What was the first book you fell in love with?
The first novels I fell in love with were White Fang and The Call of the Wild, but the first book that made me want to be a writer was the Collected Poems of Dylan Thomas. I read “Fern Hill” in an anthology in eighth grade English class and I was knocked out by the musicality of Thomas’s language—and probably by the extravagance of the sentiment. It was the first time I realized that language was more than a transparent medium for conveying information and telling stories; in Thomas, language is almost an end in itself.
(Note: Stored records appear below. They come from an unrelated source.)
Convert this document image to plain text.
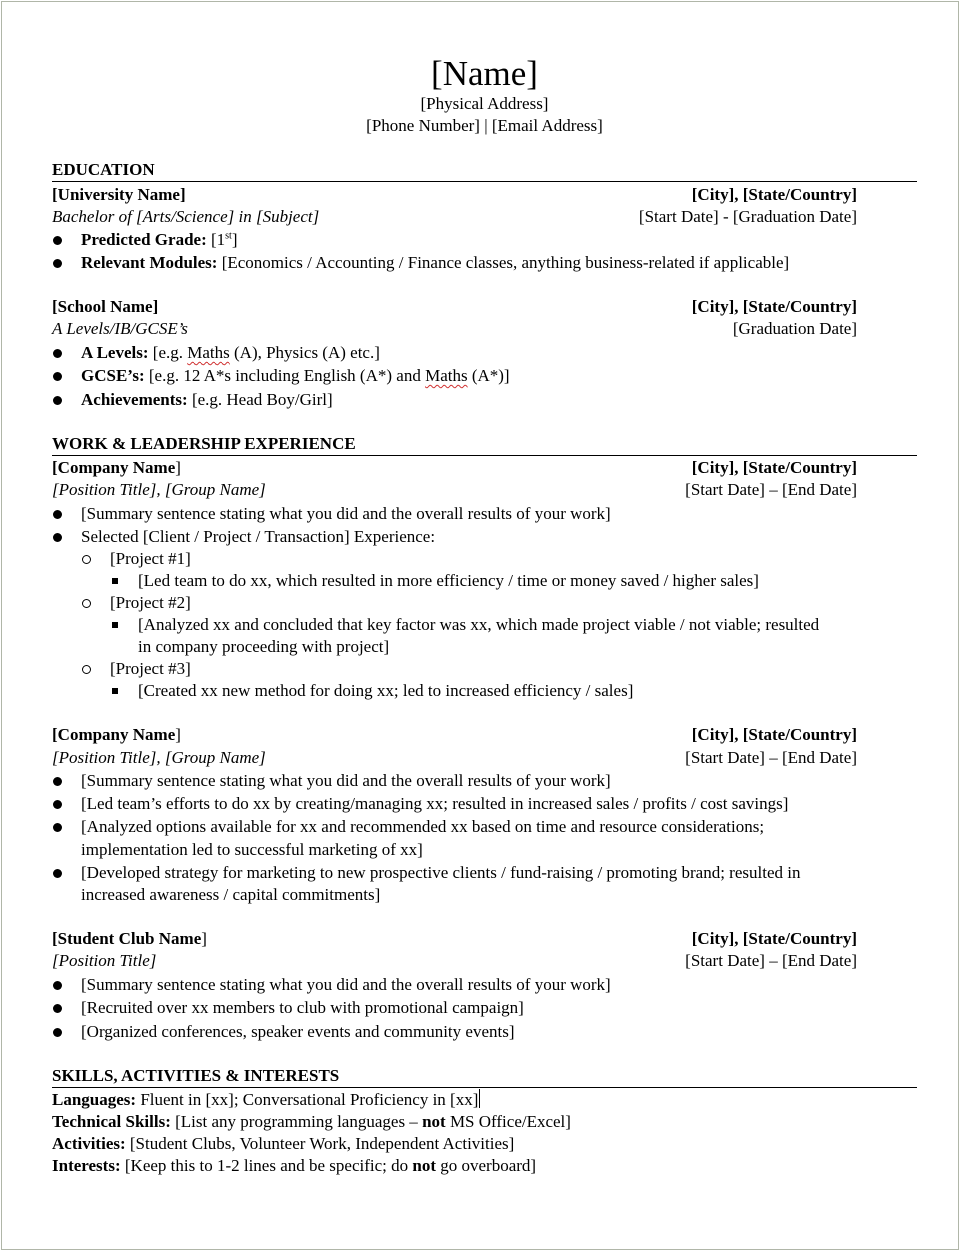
[Name]
[Physical Address]
[Phone Number] | [Email Address]
EDUCATION
[University Name]	[City], [State/Country]
Bachelor of [Arts/Science] in [Subject]	[Start Date] - [Graduation Date]
Predicted Grade: [1st]
Relevant Modules: [Economics / Accounting / Finance classes, anything business-related if applicable]
[School Name]	[City], [State/Country]
A Levels/IB/GCSE’s	[Graduation Date]
A Levels: [e.g. Maths (A), Physics (A) etc.]
GCSE’s: [e.g. 12 A*s including English (A*) and Maths (A*)]
Achievements: [e.g. Head Boy/Girl]
WORK & LEADERSHIP EXPERIENCE
[Company Name]	[City], [State/Country]
[Position Title], [Group Name]	[Start Date] – [End Date]
[Summary sentence stating what you did and the overall results of your work]
Selected [Client / Project / Transaction] Experience:
[Project #1]
[Led team to do xx, which resulted in more efficiency / time or money saved / higher sales]
[Project #2]
[Analyzed xx and concluded that key factor was xx, which made project viable / not viable; resulted
in company proceeding with project]
[Project #3]
[Created xx new method for doing xx; led to increased efficiency / sales]
[Company Name]	[City], [State/Country]
[Position Title], [Group Name]	[Start Date] – [End Date]
[Summary sentence stating what you did and the overall results of your work]
[Led team’s efforts to do xx by creating/managing xx; resulted in increased sales / profits / cost savings]
[Analyzed options available for xx and recommended xx based on time and resource considerations;
implementation led to successful marketing of xx]
[Developed strategy for marketing to new prospective clients / fund-raising / promoting brand; resulted in
increased awareness / capital commitments]
[Student Club Name]	[City], [State/Country]
[Position Title]	[Start Date] – [End Date]
[Summary sentence stating what you did and the overall results of your work]
[Recruited over xx members to club with promotional campaign]
[Organized conferences, speaker events and community events]
SKILLS, ACTIVITIES & INTERESTS
Languages: Fluent in [xx]; Conversational Proficiency in [xx]
Technical Skills: [List any programming languages – not MS Office/Excel]
Activities: [Student Clubs, Volunteer Work, Independent Activities]
Interests: [Keep this to 1-2 lines and be specific; do not go overboard]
I devoured all of Thomas and I eventually moved on to other poets before finally moving toward prose fiction under the influence of James Joyce and others.
Name a classic you feel guilty about never having read?
I’ve never read Remembrance of Things Past, or In Search of Lost Time, or whatever it’s called. There, I said it.
What’s the book you reread the most?
I’ve probably reread The Great Gatsby more than any other novel. I reread it in part because I find the prose—with it’s bright epigrams and lyrical interludes—intoxicating, and in part to see if I can figure out how it works.
Is there a book you wish you had written?
Gatsby aside, I wish I’d written Ulysses. Almost a hundred years later it still seems to have anticipated everything that’s come since.
What’s the new book you’re most looking forward to?
I’m definitely looking forward to Jonathan Safran Foer’s new novel, Here I Am.